French cycling award and prize

The Souvenir Henri Desgrange is an award and cash prize given in the yearly running of the Tour de France, one of cycling's Grand Tour races. It is won by the rider that crosses a particular point in the race, mostly the summits of the highest and iconic climbs in the Alps and Pyrenees. It is named in honour of the creator and first race director of the Tour, French sports journalist Henri Desgrange, who was passionate about taking the Tour de France as high up in the mountains as possible using the most difficult routes.

==History==
Following the death of Desgrange in August 1940, an award was given in his honour for the first time in the 1947 Tour, the first Tour since 1939, having been cancelled during World War II. On stage 11, Raymond Impanis was the first of the field to pass a point by Desgrange's final residence, the "Villa Mia" in Beauvallon, Grimaud, on the French Riviera. In the first stage of the 1948 Tour, the prize was earned by Roger Lambrecht in the opening few kilometres at the summit of the Côte de Picardie climb in Versailles, Paris. Beauvallon again hosted the award the following year, before the 1950 and 1951 Tours saw the award marker point moved into the mountains atop the 2058 m-high Col du Lautaret, the pass that directly precedes the Galibier climb from the south. In 1949, a monument to Desgrange was built 150 m from the southern entrance of the summit tunnel atop the Col du Galibier in the Alps, his favourite and one of the Tour's most iconic climbs. A wreath is laid at the monument when the Tour passes. Beginning in 1952, the marking point for the prize took place by the monument for the subsequent times the Tour visited the Galibier. Since the 1965 Tour, the Galibier has always been used when it was passed.

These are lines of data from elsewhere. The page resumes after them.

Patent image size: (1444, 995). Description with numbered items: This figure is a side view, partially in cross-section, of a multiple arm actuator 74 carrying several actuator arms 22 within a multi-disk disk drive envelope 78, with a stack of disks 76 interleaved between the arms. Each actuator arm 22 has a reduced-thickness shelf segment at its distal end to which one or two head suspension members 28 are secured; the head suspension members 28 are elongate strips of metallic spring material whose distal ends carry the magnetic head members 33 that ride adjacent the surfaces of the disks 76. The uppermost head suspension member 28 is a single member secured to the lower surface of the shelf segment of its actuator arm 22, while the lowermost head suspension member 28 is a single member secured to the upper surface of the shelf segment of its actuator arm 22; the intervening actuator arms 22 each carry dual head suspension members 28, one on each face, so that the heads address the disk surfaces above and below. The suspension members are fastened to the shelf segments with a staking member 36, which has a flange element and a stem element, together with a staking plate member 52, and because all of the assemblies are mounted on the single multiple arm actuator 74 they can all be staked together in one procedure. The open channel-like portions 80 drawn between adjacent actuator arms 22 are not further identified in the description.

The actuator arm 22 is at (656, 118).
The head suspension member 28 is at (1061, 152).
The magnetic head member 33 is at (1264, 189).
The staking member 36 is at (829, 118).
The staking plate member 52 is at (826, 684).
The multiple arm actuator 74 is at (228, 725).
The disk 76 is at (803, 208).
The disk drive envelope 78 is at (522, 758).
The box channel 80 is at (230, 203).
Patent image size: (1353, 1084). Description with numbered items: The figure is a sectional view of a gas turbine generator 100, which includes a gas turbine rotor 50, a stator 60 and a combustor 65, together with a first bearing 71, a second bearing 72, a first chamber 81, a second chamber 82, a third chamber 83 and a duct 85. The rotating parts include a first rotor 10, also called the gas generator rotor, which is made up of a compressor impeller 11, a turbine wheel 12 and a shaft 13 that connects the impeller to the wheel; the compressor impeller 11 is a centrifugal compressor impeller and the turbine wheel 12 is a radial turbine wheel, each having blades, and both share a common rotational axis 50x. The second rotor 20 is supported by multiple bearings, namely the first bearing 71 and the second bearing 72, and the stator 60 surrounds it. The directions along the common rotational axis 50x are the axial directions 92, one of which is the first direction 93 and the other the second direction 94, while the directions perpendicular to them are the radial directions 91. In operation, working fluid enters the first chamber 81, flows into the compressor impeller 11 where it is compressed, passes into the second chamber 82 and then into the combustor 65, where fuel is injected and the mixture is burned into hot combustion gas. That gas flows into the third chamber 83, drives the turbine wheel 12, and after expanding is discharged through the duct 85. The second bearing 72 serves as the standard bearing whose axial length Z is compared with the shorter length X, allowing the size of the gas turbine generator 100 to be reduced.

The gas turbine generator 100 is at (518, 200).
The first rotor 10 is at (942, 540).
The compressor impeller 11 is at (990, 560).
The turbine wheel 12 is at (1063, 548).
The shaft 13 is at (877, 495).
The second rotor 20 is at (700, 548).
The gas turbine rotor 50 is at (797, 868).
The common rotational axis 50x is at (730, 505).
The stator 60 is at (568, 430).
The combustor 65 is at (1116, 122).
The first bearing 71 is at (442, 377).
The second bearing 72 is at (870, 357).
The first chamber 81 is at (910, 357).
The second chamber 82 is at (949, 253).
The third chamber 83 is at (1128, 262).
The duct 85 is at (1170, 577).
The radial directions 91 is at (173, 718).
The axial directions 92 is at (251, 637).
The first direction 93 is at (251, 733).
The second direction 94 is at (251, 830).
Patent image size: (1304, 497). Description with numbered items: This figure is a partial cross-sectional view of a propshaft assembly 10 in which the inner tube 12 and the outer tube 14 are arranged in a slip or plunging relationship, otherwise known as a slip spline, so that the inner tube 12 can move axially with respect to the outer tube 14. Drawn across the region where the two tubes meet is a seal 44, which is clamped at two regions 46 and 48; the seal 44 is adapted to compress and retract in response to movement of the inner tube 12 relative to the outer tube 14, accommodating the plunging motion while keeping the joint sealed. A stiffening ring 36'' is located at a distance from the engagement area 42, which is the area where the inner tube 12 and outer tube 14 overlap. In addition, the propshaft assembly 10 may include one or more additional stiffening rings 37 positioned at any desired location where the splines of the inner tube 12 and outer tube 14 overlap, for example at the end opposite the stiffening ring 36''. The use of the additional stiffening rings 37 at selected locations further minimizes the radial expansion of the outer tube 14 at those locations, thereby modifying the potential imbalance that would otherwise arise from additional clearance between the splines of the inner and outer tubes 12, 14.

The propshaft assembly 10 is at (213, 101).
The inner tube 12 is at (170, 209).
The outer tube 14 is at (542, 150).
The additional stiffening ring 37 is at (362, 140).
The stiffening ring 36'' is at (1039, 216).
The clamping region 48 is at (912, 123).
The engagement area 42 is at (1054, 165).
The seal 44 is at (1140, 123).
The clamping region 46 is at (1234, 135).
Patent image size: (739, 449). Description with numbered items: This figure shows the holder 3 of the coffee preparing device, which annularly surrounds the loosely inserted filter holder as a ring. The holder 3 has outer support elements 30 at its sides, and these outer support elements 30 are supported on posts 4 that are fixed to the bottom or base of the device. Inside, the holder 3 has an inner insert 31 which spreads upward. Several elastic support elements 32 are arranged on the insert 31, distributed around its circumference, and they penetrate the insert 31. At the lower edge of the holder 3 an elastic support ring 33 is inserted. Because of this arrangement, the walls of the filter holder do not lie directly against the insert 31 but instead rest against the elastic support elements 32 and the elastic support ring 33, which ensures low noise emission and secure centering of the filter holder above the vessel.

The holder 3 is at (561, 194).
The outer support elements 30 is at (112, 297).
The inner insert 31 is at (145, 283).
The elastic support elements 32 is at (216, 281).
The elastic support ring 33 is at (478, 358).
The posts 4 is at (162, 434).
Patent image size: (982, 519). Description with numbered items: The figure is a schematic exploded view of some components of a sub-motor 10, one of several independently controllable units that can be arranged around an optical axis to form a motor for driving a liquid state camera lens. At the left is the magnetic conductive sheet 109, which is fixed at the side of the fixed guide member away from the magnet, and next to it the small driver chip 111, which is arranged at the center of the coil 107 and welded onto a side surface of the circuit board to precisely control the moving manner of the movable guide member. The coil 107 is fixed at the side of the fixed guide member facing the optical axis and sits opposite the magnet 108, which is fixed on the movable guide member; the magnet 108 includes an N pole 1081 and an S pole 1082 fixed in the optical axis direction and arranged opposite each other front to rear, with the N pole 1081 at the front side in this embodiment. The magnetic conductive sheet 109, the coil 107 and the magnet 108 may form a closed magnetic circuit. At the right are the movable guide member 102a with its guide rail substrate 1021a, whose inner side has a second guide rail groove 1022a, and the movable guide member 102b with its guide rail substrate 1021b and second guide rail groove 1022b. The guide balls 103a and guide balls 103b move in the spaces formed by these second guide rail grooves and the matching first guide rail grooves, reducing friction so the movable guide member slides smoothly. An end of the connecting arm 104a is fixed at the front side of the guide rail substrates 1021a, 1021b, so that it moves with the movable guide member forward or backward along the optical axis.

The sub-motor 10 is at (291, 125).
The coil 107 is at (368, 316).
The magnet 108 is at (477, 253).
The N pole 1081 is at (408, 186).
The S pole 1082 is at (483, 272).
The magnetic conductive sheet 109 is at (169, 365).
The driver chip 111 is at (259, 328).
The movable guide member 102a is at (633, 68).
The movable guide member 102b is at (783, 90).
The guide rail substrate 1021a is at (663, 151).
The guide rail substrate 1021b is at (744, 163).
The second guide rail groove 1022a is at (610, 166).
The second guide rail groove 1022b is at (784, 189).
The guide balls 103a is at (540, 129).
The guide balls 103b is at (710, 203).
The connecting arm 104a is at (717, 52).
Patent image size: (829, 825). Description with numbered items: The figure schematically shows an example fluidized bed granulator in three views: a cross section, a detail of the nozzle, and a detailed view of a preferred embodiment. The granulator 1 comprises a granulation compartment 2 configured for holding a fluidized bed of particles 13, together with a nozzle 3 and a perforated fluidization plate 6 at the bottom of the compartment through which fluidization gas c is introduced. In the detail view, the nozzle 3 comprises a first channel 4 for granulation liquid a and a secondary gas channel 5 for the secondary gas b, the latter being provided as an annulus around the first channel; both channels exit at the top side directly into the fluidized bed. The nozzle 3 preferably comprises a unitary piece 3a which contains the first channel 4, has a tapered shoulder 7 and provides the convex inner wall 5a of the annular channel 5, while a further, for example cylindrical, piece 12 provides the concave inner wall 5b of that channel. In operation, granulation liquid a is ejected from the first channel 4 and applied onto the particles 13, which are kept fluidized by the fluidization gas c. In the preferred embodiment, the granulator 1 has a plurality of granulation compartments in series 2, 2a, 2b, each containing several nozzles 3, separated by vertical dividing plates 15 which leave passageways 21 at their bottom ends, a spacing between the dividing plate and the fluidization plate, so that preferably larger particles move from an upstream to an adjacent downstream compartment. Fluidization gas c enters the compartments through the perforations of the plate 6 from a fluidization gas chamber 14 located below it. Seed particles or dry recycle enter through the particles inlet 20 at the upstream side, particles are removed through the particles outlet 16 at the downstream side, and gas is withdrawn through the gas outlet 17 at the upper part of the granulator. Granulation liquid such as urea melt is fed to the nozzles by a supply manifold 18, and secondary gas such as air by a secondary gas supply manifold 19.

The tunnel at the summit of the Galibier was closed for safety reasons in 1976 – eventually re-opening in 2002. Bypassing the tunnel, the road was then extended a further kilometre up to the natural crest of the pass, increasing the elevation of the summit by 86 meters to 2642 m. This has been the award's marking point on the Galibier ever since it was first traversed in the 1979 Tour, when Lucien Van Impe claimed the award. The tunnel was passed through on stage 19 of the 2011 Tour, but in that edition the Galibier was climbed twice in celebration the 100th anniversary of its appearance in the Tour. The finish of the previous stage was atop the full Galibier climb, where Andy Schleck claimed memorable stage win as well as the award after his 60 km solo breakaway. This was first ever Galibier summit stage finish and the highest ever Tour stage finish in history to that point. Further notable stages featuring the award on the Galibier were in the 1952 and 1998 Tours, when Italians Fausto Coppi and Marco Pantani, respectively, took the award and then went on to win the stage, which proved decisive to both their overall general classification victories.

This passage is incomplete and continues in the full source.